Teachers, here's a fun science activity from my science site you can share with your class on
President Lincoln's birthday:
President LincolnBorn February 12th. 1809
Clean up President Lincoln pennies for his birthday!
This is a fun experiment! You can clean old and dirty Lincoln pennies and explore some of the properties of
metals.
Pennies get dull over time because the copper in the pennies slowly reacts with air to form copper oxide.

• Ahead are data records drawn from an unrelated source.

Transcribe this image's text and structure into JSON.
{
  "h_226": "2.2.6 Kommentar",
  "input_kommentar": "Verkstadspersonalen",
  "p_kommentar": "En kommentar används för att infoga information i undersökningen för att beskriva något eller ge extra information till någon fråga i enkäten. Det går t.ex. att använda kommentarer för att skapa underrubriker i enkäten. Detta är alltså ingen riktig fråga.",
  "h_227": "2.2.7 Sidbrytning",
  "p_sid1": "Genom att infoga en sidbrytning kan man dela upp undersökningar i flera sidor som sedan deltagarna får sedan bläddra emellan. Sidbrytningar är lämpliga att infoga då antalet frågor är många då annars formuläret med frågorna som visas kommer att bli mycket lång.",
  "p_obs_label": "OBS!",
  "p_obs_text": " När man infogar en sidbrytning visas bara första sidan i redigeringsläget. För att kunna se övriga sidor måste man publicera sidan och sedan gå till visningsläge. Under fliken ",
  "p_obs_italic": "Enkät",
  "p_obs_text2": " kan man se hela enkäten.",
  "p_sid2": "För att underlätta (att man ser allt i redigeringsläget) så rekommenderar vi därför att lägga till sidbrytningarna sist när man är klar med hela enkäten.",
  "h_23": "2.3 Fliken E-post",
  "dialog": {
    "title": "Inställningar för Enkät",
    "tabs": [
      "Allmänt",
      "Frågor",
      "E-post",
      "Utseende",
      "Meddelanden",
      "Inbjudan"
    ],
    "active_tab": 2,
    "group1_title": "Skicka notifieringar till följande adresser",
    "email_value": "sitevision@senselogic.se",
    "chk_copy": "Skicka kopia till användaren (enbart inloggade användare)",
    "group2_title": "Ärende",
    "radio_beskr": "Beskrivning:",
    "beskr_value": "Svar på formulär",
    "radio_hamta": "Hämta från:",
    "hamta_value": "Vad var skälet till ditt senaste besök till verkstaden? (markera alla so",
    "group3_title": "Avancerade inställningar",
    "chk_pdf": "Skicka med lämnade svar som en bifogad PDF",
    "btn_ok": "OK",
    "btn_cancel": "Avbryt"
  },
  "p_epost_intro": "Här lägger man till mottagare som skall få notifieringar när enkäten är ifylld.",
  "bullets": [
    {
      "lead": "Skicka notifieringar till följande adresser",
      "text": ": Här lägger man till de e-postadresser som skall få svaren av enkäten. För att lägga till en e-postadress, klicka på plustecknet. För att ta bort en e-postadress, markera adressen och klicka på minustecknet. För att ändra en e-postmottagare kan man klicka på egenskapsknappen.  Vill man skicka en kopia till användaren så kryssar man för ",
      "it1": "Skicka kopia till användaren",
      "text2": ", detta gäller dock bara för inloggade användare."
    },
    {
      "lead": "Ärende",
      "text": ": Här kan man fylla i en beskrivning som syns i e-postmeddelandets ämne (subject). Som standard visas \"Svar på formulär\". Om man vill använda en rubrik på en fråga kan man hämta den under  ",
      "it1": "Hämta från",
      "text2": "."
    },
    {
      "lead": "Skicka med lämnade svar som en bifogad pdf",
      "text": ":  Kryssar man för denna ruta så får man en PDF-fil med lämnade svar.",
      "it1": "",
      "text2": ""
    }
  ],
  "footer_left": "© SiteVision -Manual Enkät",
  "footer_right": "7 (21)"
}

Pure copper metal is bright and shiny, but the oxide is dull and greenish. When you place the pennies in the
salt and vinegar solution, the acetic acid from the vinegar dissolves the copper oxide, leaving behind shiny clean pennies.
You need
. Dirty Lincoln pennies
- 1/4 cup white vinegar (dilute acetic acid ) and 1 teaspoon salt (Sodium chloride, NaCl)
- 1 shallow plastic bowl
- water and paper towels
This is what you do:
- Pour the salt and vinegar into the bowl and stir until the salt dissolves.
- Dip a penny halfway into the liquid and hold it there for 10-20 seconds.
- Remove the penny from the liquid. What do you see?
- Place the rest of the pennies into the liquid.
- What happens?
- After 5 minutes, take half of the pennies out of the liquid and place them on a paper towel to dry.
- Remove the rest of the pennies and rinse under the tap.
- Place these pennies on a second paper towel to dry.
- Wait an hour, then take a look at the pennies you have placed on the paper towels.
Rinsing the pennies with water stops the reaction between the salt/vinegar and the pennies.
They will slowly turn dull again over time. The salt/vinegar residue on the unrinsed pennies
promotes a reaction between the copper and the oxygen in the air.
The resulting blue-green copper oxide is commonly called 'verdigris'.
You can also use an eraser (and rubbing the coin works really well), a blob of tomato ketchup,
or coca cola instead of the salt and vinegar.
Try them and compare what happens to the pennies.